Des passe-droits pour la SSR
Plus la situation économique est rude pour la concurrence, plus le service public assure ses propres privilèges Par exemple, la star de l'Eurovision Nemo s'est vite retrouvée inaccessible pour les fans et les médias; la SRF s'était en revanche assuré d'avoir un accès exclusif. Un journaliste a ainsi pu accompagner en exclusivité le chanteur lors d'une visite guidée de la ville de Bienne, diffusée sur Youtube totalisant 50'000 vues.
La manœuvre de la SSR avec les Forces aériennes suisses, qui fermeront le 5 juin un tronçon de l'A1 près de Payerne (VD) pour un exercice d'avions de combat, n'est pas moins délicate. Les médias privés seront traités de manière très stricte et protocolaire, alors que la SSR se présentera avec une armada de caméras. La raison de cette inégalité de traitement: la radio et la télévision publiques ont conclu un «partenariat» avec le Département de la défense.
Les déclarations du directeur général sortant Gilles Marchand vont également dans le sens de cette attitude revendicative. L'été dernier, il déclarait à Blick à propos de l'initiative de l'UDC visant à diviser par deux la redevance: «Cette initiative est une attaque contre la Suisse.»
Le conseiller national UDC Thomas Matter a mis le doigt sur le malaise des détracteurs du service public avec son projet de réduire la redevance Serafe de 335 à 200 francs. Et le ministre en charge des médias, Albert Rösti (UDC) veut lui abaisser la redevance à 300 francs avant les vacances d'été. La tension est donc bien là. A la SSR, on le sait aussi – il fallait donc trouver une figure opposée au projet de l'UDC. Susanne Wille s'est alors présentée comme un gage de sympathie adapté à la majorité, qui a l'étoffe pour gagner les votations.
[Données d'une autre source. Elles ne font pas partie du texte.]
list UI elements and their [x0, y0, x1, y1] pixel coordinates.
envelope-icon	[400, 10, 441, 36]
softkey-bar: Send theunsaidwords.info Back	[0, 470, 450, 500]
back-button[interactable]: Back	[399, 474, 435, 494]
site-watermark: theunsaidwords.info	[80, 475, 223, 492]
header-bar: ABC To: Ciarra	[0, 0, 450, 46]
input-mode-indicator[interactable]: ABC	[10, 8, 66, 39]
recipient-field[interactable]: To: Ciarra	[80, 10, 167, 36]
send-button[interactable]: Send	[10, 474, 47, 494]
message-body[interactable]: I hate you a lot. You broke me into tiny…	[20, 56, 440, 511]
La directrice de la SSR s'est construite en coulisses, elle a suivi en cours d'emploi un MBA dans une haute école d'économie à Lausanne; selon la «Weltwoche», son employeur a couvert 60% des coûts pour une somme estimée à environ 84'000 francs.
Voter pour «donner un signal»
Son élection est commentée en conséquence dans la Berne fédérale. Le président du Centre, Gerhard Pfister, qualifie la nomination de Susanne Wille de «choix politique». «La SSR se prépare à des campagnes de votation, cela aide certainement d'avoir Madame Wille à la barre.» S'il a toujours eu de bonnes expériences avec elle en tant que journaliste, il estime ne pas être en mesure de juger ses compétences de manager. Gerhard Pfister s'est toujours profilé comme un critique de la SSR, mais il est à la tête d'un parti qui est traditionnellement étroitement lié à la radiodiffusion publique.
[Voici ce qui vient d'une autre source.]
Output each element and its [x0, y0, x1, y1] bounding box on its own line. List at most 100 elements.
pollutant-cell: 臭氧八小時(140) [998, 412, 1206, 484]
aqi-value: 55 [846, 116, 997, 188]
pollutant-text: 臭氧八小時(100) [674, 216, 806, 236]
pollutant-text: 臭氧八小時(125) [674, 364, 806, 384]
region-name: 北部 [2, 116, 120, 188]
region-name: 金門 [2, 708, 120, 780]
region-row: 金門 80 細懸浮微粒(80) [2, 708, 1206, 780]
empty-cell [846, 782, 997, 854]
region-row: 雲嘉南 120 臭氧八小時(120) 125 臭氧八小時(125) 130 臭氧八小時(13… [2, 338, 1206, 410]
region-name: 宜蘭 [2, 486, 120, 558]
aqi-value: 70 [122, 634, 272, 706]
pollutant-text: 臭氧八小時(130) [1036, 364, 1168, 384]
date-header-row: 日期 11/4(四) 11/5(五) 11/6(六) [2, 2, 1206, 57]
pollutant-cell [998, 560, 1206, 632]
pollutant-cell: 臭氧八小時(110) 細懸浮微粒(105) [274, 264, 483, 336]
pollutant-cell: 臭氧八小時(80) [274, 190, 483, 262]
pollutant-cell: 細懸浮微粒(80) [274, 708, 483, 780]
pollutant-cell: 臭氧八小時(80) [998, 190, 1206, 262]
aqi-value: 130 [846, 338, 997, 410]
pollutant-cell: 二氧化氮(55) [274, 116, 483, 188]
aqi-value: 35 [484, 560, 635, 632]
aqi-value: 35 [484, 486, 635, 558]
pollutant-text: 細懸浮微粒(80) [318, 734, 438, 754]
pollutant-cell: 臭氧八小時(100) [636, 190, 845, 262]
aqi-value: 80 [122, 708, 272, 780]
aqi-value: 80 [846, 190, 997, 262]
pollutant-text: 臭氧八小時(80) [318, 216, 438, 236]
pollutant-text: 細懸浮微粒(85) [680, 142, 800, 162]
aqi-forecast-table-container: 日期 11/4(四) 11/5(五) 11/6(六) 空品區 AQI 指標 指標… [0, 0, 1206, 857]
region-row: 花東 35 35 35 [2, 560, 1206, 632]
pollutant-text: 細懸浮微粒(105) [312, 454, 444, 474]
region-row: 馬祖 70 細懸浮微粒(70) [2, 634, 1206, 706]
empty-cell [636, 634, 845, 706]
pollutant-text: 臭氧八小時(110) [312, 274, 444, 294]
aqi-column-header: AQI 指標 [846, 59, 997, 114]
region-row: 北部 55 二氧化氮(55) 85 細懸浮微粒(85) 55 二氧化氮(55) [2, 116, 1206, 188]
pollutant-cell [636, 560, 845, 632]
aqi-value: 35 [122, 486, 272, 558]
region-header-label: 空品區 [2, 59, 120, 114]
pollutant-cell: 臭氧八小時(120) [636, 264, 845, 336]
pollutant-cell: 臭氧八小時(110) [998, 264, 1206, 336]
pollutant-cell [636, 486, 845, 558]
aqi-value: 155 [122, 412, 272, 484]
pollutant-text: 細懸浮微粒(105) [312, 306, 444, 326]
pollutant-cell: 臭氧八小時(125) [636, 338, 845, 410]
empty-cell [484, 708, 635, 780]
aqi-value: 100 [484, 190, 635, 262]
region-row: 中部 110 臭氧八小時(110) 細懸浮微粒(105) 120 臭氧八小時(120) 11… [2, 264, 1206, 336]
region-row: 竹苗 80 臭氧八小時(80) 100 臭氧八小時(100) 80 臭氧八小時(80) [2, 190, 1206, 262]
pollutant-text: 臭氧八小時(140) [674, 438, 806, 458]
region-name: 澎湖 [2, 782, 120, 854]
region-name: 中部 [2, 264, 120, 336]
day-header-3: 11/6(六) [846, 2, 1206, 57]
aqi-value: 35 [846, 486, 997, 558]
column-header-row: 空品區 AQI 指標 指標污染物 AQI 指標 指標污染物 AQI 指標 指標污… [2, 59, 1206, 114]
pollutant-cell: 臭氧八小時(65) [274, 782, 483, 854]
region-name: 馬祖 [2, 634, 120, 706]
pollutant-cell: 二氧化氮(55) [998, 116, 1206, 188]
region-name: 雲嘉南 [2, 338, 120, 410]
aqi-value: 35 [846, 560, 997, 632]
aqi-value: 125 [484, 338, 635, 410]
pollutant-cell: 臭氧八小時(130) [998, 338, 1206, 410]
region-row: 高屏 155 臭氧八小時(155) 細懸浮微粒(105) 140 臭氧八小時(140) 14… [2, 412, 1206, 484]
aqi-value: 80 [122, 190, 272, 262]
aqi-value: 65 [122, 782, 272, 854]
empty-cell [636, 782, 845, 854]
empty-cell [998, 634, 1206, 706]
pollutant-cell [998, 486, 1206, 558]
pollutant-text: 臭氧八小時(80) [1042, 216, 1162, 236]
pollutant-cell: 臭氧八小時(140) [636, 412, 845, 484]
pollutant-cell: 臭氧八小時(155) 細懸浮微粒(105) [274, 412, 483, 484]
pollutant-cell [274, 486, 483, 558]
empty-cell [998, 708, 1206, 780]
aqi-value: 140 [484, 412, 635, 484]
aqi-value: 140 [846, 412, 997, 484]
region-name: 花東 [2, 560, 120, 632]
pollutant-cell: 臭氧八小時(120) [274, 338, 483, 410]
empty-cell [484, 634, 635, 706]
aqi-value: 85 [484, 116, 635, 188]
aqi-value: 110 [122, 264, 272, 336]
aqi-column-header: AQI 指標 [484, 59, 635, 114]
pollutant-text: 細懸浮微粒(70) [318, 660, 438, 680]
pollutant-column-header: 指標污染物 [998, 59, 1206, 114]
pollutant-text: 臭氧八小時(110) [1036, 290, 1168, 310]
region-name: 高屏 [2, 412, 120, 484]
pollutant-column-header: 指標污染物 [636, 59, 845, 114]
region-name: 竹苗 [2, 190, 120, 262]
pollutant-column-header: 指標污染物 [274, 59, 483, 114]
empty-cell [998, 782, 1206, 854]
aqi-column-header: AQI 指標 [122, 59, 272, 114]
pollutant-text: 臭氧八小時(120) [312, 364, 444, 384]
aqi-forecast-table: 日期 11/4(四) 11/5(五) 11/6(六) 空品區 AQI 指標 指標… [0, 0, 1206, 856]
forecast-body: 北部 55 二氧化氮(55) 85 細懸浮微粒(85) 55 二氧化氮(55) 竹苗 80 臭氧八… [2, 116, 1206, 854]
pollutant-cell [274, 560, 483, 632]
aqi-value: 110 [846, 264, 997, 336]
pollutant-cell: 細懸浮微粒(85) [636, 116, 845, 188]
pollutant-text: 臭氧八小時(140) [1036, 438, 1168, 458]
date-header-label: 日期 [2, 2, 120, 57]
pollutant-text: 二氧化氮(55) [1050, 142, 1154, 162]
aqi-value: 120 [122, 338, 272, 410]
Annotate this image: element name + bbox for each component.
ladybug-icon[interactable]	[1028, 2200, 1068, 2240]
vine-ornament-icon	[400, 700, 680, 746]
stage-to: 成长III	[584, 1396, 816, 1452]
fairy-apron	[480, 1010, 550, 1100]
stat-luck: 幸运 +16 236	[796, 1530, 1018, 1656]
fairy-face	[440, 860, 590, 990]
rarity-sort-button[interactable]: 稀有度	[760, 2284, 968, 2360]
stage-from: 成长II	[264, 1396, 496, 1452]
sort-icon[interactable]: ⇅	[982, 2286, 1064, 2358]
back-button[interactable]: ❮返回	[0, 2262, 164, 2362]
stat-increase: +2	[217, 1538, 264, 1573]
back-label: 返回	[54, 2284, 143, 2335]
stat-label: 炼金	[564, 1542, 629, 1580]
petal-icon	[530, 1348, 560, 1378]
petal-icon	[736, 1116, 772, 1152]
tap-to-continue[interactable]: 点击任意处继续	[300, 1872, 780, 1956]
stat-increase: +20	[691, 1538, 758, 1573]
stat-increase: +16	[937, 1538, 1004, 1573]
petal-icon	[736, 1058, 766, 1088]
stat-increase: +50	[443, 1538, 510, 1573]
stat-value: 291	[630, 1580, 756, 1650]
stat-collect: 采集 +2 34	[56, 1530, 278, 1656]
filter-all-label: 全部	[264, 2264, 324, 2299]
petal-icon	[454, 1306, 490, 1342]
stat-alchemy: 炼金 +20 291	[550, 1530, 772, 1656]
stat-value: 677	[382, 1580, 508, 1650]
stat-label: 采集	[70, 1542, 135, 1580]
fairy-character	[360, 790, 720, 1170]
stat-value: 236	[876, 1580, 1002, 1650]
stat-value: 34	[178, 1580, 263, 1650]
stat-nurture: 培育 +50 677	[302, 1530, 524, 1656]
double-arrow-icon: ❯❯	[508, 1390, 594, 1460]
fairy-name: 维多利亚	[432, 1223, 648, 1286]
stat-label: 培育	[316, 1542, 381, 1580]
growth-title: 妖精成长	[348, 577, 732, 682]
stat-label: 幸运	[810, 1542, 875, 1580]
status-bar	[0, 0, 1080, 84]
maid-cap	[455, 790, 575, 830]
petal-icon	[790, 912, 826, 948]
Le président du parti reconnaît également le changement d'ambiance autour de cette situation: «Aujourd'hui, la SSR ne peut plus compter sur le fait qu'elle obtiendra automatiquement ce qu'elle veut du peuple.» Le conseiller national zougois ajoute qu'il constate également au sein de son parti que «l'identification inconditionnelle» avec l'entreprise de médias financée par la redevance n'est plus ce qu'elle était. Il conseille donc à la SSR de mettre un frein à sa stratégie expansive en ligne et de décharger les entreprises de la redevance. Cette exigence est également formulée dans le cadre d'un éventuel contre-projet à l'initiative de coupe de l'UDC.
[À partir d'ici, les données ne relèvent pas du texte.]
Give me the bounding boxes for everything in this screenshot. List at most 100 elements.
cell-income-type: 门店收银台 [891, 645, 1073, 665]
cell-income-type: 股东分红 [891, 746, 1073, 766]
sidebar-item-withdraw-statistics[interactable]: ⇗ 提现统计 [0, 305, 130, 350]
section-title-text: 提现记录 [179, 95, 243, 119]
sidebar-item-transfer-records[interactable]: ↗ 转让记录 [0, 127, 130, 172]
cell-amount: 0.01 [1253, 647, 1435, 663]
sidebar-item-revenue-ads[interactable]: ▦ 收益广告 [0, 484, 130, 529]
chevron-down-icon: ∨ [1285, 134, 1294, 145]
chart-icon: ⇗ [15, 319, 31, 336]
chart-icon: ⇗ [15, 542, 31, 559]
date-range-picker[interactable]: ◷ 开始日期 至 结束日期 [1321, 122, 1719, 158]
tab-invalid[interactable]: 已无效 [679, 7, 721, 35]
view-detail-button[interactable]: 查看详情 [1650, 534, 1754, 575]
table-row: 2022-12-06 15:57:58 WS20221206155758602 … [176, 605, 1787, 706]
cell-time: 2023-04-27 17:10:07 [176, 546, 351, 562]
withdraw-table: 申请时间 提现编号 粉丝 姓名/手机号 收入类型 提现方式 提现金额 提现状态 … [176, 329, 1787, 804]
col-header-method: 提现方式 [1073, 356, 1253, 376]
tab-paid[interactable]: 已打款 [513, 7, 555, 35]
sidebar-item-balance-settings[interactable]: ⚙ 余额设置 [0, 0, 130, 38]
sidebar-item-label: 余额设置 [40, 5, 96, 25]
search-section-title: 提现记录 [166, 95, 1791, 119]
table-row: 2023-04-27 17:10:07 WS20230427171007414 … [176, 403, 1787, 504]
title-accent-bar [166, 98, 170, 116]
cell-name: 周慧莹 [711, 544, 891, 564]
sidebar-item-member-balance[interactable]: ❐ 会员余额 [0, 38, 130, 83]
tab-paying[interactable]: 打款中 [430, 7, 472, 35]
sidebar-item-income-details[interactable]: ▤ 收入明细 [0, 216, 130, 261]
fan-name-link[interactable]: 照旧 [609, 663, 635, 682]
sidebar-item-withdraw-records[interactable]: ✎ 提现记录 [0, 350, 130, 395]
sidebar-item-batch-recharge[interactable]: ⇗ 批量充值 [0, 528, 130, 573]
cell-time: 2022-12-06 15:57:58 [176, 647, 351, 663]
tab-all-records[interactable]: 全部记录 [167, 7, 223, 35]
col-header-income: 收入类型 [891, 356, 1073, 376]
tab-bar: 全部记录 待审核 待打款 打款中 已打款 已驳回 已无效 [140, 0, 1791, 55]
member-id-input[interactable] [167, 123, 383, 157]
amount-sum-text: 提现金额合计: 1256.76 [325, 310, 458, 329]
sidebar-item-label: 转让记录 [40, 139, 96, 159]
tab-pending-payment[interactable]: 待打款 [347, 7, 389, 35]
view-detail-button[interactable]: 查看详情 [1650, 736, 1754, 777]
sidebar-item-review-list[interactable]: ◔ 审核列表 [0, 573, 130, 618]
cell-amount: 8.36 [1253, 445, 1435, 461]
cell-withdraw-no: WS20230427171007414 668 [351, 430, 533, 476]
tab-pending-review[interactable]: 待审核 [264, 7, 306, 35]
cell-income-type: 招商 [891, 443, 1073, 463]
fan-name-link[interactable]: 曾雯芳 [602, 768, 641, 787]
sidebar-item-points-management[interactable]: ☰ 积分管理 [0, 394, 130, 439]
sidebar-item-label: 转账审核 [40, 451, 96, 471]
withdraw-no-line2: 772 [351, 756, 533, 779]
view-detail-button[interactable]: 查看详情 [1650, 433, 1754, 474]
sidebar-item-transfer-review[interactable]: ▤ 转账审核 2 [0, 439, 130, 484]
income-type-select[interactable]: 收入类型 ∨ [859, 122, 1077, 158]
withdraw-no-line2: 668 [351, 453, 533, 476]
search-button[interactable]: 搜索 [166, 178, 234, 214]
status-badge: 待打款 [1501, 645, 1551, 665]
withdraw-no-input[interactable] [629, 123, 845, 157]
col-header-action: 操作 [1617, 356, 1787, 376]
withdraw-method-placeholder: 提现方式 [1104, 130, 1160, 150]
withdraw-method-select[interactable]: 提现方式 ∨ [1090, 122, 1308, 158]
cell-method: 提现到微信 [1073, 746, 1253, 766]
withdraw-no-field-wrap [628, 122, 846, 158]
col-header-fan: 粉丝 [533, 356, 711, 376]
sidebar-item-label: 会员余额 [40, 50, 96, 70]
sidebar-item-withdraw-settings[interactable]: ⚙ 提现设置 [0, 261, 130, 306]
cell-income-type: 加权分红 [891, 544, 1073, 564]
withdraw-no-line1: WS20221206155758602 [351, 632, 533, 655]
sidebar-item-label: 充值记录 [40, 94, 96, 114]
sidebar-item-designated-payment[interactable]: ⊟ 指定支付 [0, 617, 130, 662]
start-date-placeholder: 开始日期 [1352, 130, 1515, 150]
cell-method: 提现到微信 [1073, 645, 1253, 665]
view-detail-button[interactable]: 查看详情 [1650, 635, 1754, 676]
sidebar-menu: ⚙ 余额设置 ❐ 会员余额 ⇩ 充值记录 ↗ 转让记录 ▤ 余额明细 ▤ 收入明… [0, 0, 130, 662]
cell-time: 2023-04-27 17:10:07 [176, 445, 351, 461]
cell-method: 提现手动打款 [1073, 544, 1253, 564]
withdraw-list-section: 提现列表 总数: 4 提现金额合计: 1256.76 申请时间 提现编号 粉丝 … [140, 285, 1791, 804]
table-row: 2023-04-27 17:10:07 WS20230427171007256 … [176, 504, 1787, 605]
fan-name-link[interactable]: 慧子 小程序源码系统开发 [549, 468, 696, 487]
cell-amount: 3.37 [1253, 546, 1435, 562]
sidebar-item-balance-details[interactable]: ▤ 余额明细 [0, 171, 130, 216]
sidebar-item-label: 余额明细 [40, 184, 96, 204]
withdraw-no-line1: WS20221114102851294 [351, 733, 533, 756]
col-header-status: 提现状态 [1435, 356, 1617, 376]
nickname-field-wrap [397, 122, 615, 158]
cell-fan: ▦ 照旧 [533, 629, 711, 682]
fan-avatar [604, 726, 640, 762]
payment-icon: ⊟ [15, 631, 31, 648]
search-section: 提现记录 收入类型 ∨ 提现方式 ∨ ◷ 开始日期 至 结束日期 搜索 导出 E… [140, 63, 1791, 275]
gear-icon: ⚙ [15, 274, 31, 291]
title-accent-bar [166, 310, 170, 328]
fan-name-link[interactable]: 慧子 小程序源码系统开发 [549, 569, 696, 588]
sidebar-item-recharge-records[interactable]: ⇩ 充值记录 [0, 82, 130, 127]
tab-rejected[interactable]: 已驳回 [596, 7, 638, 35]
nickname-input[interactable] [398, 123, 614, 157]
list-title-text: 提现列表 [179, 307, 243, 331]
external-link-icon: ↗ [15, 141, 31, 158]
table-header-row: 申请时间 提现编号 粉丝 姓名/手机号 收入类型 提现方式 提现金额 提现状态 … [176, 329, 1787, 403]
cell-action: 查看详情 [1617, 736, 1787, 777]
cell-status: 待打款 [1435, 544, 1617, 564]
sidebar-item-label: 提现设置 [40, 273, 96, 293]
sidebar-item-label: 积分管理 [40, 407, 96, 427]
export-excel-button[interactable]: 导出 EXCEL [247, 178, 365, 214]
Et au passage, Gerhard Pfister lâche une petite bombe politique: Pour la première fois, il envisage publiquement de soutenir l'initiative de l'UDC. «Si aucun contre-projet ne voit le jour, j'envisage de voter pour l'initiative afin de donner un signal.» Jusqu'à présent, l'UDC ne bénéficiait que du soutien du PLR; cette manifestation de sympathie de la part des leaders du Centre, traditionnel pourvoyeur de majorité, est une nouvelle balle dans le pied pour la SSR – et une injonction à Susanne Wille et à ses compagnons d'armes de garder désormais plus que jamais les pieds sur terre.